Despite the industry's continuing growth, both retailers and manufacturers here at the Winter Consumer Electronics Show expressed concern about their eroding profit margins and declining profitability.
"Our fourth-quarter profits were down at least 20 percent from the preceding year," said Steve Conn, president of International Discount Mart, a Los Angeles-based consumer electronics store.
Consumer electronics traditionally has been a high-volume, low-margin business. Although many retailers enjoyed higher-than-average dollar sales and unit sales this Christmas, they said margins were lower than expected and that their profitability suffered as a result.
The industry's projected slower growth rate is making retailers jittery about making up in volume what they are losing in margin, and thus more selective about what products they choose here.
There is even concern about videocassette recorders, the hottest growth category in consumer electronics last year with roughly 7.3 million units sold, an 80 percent increase over the 1983 level.
The average VCR price dropped from $528 in 1983 to $467 last year, the EIA said. Further price cutting and low-cost competition from South Korea is expected to push that figure below $447 this year. The association projects VCR sales growth at a 30 percent rate for 1985.
Sales of compact audio-disc players -- a technology that uses laser beams to play high-quality, digitally recorded music on special records -- jumped from 35,000 units in 1983 to roughly 225,000 units last year. This year, more than 400,000 compact disc units are expected to be sold as prices drop below $300 and portable players go on the market.
On the other hand, sales of home computers -- once the hot growth area in consumer electronics -- leveled off last year at roughly a 6 percent growth rate. Sales of machines costing less than $2,000 rose from nearly 4.8 million units to retailers in 1983 to about 5.1 million units last year. The EIA anticipates that 6 million home computers will be sold this year and that consumers will be willing to pay more for them to get added power and more functions.
"We were 20 percent ahead in unit sales last quarter over last year," said Charles McKennan, president of Leon's Computer Mart in Rochester, N.Y. "We were up 7 percent in revenues but down 4 percent in margins, so it was almost like running in place for us."
McKennan is counting on a spate of new products to revive home computer profits.
Many in the home computer industry argue that the success of VCRs and the revived record industry took away dollars from their business.
"VCRs definitely hurt personal computers," said William H. Bowman, chairman of Spinnaker Software, a Boston-based home computer software company.
With a disappointing number of home computers sold last year, software companies enjoyed far slower growth than they expected and suffered losses as they glutted the market with discount software.
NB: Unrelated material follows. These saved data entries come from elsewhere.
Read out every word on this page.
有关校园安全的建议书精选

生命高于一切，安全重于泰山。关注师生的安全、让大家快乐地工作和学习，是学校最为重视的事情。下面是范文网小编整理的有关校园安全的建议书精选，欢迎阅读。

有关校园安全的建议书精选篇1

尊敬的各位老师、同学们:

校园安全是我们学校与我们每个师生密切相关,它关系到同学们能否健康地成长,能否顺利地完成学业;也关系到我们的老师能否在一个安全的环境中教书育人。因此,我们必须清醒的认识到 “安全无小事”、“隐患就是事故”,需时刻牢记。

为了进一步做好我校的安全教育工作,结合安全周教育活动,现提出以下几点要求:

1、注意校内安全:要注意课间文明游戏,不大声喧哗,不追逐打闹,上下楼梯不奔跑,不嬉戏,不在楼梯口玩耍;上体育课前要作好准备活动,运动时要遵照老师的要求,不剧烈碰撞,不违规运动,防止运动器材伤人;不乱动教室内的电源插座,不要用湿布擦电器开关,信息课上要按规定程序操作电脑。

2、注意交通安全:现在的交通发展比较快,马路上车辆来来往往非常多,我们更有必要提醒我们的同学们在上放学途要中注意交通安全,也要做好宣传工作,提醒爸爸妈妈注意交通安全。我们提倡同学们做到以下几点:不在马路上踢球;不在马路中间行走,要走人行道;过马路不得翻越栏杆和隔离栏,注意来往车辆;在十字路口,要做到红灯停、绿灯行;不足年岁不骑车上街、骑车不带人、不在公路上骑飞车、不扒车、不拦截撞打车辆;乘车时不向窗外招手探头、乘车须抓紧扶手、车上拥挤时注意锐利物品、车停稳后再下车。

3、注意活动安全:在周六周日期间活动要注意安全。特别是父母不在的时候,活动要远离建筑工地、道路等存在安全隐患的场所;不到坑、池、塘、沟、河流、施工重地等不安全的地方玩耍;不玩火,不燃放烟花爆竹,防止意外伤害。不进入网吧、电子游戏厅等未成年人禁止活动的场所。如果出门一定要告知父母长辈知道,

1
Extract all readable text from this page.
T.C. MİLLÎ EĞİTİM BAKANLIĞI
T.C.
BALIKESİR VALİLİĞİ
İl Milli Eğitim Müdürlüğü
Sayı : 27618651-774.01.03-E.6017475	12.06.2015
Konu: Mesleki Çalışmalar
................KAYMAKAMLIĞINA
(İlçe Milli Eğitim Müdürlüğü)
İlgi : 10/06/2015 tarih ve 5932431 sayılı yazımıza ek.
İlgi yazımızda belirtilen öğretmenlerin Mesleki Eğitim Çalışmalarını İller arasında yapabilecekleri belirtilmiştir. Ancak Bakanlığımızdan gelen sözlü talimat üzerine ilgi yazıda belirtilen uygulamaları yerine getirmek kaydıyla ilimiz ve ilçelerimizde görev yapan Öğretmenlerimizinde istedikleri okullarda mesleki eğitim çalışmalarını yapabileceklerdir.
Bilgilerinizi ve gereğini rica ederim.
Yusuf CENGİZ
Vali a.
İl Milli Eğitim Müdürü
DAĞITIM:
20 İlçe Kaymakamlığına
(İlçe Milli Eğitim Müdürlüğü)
The last Winter Consumer Electronics Show featured exhibitions by more than 130 home software companies. This show has barely 100 exhibitors.
"Nineteen eighty-four was a shakeout year," Bowman said. "Nineteen eighty-five will be a building year. We're looking for 1986 to be our year."
"Nobody did as well as they'd hoped," said Jack Rosen, vice president of marketing for CBS Software. "Our Christmas was 20 percent off" expectations.
Rosen declined to project the industry's growth for this year. "I have given up predicting because the research is always wrong," he said.
Despite shakeouts and consolidations in several categories, the show featured a variety of innovative products, especially in video, for the more than 100,000 visitors.
All of the major television manufacturers are showing stereo TV sets capable of playing programs broadcast in stereo sound. Several companies have introduced pocket TV sets -- most notably Casio, a Japanese company that has priced its 1 1/2-inch black and white set at $99.95.
Both Atari and Commodore International have introduced new computers and computer peripherals, and more audio companies are aggressively pushing portable compact audio-disc players that cost less than $500.